The Vision Engineering Team at TikTok is looking to solve the problem of efficiently delivering GenAI technologies into TikTok products worldwide by streamlining the creation, integration, testing, and deployment of GenAI features, including large-scale training stability, optimization for acceleration, and large model inference and multi-machine multi-card deployment.
Requirements
- Proficient in C++/Python and high-performance coding.
- Expertise in diffusion models (Stable Diffusion/DiT) with deep understanding of computational bottlenecks and optimization methodologies.
- Proven experience in ≥1 domain: model compression (quantization/knowledge distillation), efficient architectures (MoE/sparse attention), generative alignment (RLHF/DPO).
- Kaggle competition achievements, publications at ICML/NeurIPS/CVPR, or open-source contributions (e.g., HuggingFace Diffusers optimization).
- Research experience in GenAI /MLsys areas.
- Familiarity with open source deep learning frameworks such as Pytorch/DeepSpeed/Jax etc.
Responsibilities
- Develop algorithm acceleration technologies for text-to-image/text-to-video models through knowledge distillation, model architecture redesign (dynamic MoE routing/sparse attention), and parameter-efficient design (low-bit quantization) to achieve order-of-magnitude efficiency gains.
- Lead generative model innovation with focus on diffusion acceleration (sampling step reduction/latent optimization), autoregression model efficiency.

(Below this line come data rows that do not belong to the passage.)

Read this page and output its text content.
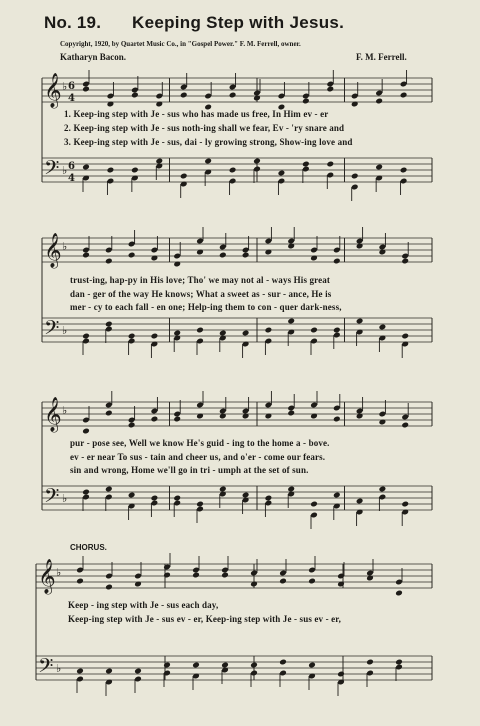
No. 19. Keeping Step with Jesus.
Copyright, 1920, by Quartet Music Co., in "Gospel Power." F. M. Ferrell, owner.
Katharyn Bacon.	F. M. Ferrell.
𝄞
𝄢
♭
♭
6
4
6
4
𝄞
𝄢
♭
♭
𝄞
𝄢
♭
♭
𝄞
𝄢
♭
♭
1. Keep-ing step with Je - sus who has made us free, In Him ev - er
2. Keep-ing step with Je - sus noth-ing shall we fear, Ev - 'ry snare and
3. Keep-ing step with Je - sus, dai - ly growing strong, Show-ing love and
trust-ing, hap-py in His love; Tho' we may not al - ways His great
dan - ger of the way He knows; What a sweet as - sur - ance, He is
mer - cy to each fall - en one; Help-ing them to con - quer dark-ness,
pur - pose see, Well we know He's guid - ing to the home a - bove.
ev - er near To sus - tain and cheer us, and o'er - come our fears.
sin and wrong, Home we'll go in tri - umph at the set of sun.
CHORUS.
Keep - ing step with Je - sus each day,
Keep-ing step with Je - sus ev - er, Keep-ing step with Je - sus ev - er,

- Collaborate cross-functionally to identify performance bottlenecks, optimize vision models via algorithmic breakthroughs, and enhance ByteDance's product capabilities.
Other
- Final year Ph.D or recent Ph.D graduates in Computer Science, engineering or quantitative field
- Excellent communication and teamwork skills, capable of thriving in a fast-paced work environment.
- Successful candidates must be able to commit to an onboarding date by end of year 2026. Please state your availability and graduation date clearly in your resume.